DAVID Port, chairman of surface miner ATH Resources, has admitted its depressed valuation could attract another takeover bid after news of a £5.8 million loss for the year sent its share price down further.

ATH, whose sites are all north of the Border, started 2011 with its shares at 74p, but they plunged to a low of 27.75p after a series of problems at its sites and concerns about the impact of rising fuel prices on its costs.

The Doncaster-based company had unsuccessful talks with a potential suitor over the summer, but Mr Port indicated ATH's board anticipated future approaches if its share price remained subdued.

Mr Port said: "I think with the share price where it is, we as a board think it is undervalued. People could come out and think we are a good acquisition.

"If the price is appropriate, we will recommend it."

Asked why he thought the company was undervalued, Mr Port highlighted the sensitivity of shares listed on the junior Alternative Investment Market.

"Our vulnerability is to the Mrs Smiths of this world who have got to decide how to pay their gas bill and sell their shares," he said. "Every January our price goes down and it starts to go up again during the year."

Mr Port is to revert to being a non-executive chairman after the company's annual investor meeting at the end of February.

He took on executive responsibilities from June 2010 to oversee a restructuring of the company that led to the appointment of Alistair Black as chief executive and the disposal of its regeneration arm.

The change comes as the company continues to face pressure in the market with its shares dropping 1.5p, or 3.8%, to 38p yesterday after reporting a £4m profit in 2010 turned to a £5.8m pre-tax loss in the year to October 2.

Publication of the results was delayed after the company revealed it could struggle to raise insurance bonds that cover liabilities on its site.

After renegotiating banking facilities ATH said it was "confident" that bonds, which are placed with the relevant local authority, would now be available when needed.

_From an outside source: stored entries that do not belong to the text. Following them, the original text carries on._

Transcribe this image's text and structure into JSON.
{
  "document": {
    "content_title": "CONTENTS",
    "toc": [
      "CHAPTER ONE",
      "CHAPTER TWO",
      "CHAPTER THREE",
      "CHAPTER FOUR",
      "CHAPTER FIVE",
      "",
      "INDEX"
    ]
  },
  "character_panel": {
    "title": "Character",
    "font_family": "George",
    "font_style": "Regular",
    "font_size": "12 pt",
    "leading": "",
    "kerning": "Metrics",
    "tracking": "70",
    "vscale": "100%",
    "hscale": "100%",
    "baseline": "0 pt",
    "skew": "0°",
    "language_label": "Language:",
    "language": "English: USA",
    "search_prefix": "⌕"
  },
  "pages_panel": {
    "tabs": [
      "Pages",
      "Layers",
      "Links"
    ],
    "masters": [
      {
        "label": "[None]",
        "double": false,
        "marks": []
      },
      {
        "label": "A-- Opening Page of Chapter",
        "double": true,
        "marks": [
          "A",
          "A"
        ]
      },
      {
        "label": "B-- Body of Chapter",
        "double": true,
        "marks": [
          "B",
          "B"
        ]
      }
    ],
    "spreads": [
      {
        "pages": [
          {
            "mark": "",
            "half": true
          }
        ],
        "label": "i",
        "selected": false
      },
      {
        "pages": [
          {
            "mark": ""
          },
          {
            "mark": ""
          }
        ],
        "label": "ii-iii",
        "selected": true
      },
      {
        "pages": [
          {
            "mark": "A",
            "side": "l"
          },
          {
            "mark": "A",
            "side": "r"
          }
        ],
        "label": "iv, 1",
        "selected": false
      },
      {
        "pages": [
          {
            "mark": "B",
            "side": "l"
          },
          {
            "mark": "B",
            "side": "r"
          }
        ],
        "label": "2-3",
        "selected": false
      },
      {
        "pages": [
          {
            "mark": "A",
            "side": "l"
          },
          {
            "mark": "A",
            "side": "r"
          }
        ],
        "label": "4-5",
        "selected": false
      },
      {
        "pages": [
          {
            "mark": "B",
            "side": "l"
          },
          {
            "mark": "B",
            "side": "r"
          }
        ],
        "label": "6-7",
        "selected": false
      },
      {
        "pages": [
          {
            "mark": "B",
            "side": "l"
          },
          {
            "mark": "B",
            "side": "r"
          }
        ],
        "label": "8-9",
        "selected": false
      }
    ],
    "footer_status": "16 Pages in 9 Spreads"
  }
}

ATH was hit by £6.2m of exceptional charges including £1.5m due to the rising price of gas oil pushing up restoration costs and a £4.1m provision to cover geological problems at its sites in Glenmuckloch in Dumfries and Galloway and Muir Dean in Fife.

It opted not to restart dividend payments halted last year.

Mr Port said: "I recognise that a lot of our investors are with us because of the dividends we paid over recent years.

"We do intend to go back to the dividend when that is possible."

Mr Black, who is based in Fife, said he was "quietly pleased" by the company's response to its problems.

"We have managed to post a pre-exceptional profit of £3m and continue to reduce our debt and continue with supplying our legacy contracts as we expected."

ATH's net debt fell by £3m to £31.5m over the year.

ATH's own broker Seymour Pierce yesterday highlighted the challenge facing the company from a seeming decoupling of fuel oil and coal prices, with the latter falling over recent months.

The investment case for ATH in coming months is largely based on the potential benefit it could reap from completing low-priced legacy contracts and selling its coal at market prices. Last year ATH opened a site at Netherton in East Ayrshire and is planning to increase production at another new site in the region, Duncanziemere.

Mr Black insisted the oil and coal decoupling was temporary and linked to a mild winter in Europe reducing demand for coal, while worries about the Middle East pushed up oil prices.

He said that in a couple of years ATH should be free of its legacy contracts and have a stronger balance sheet.

At that point, he said, ATH could participate in expected consolidation in the UK coal industry.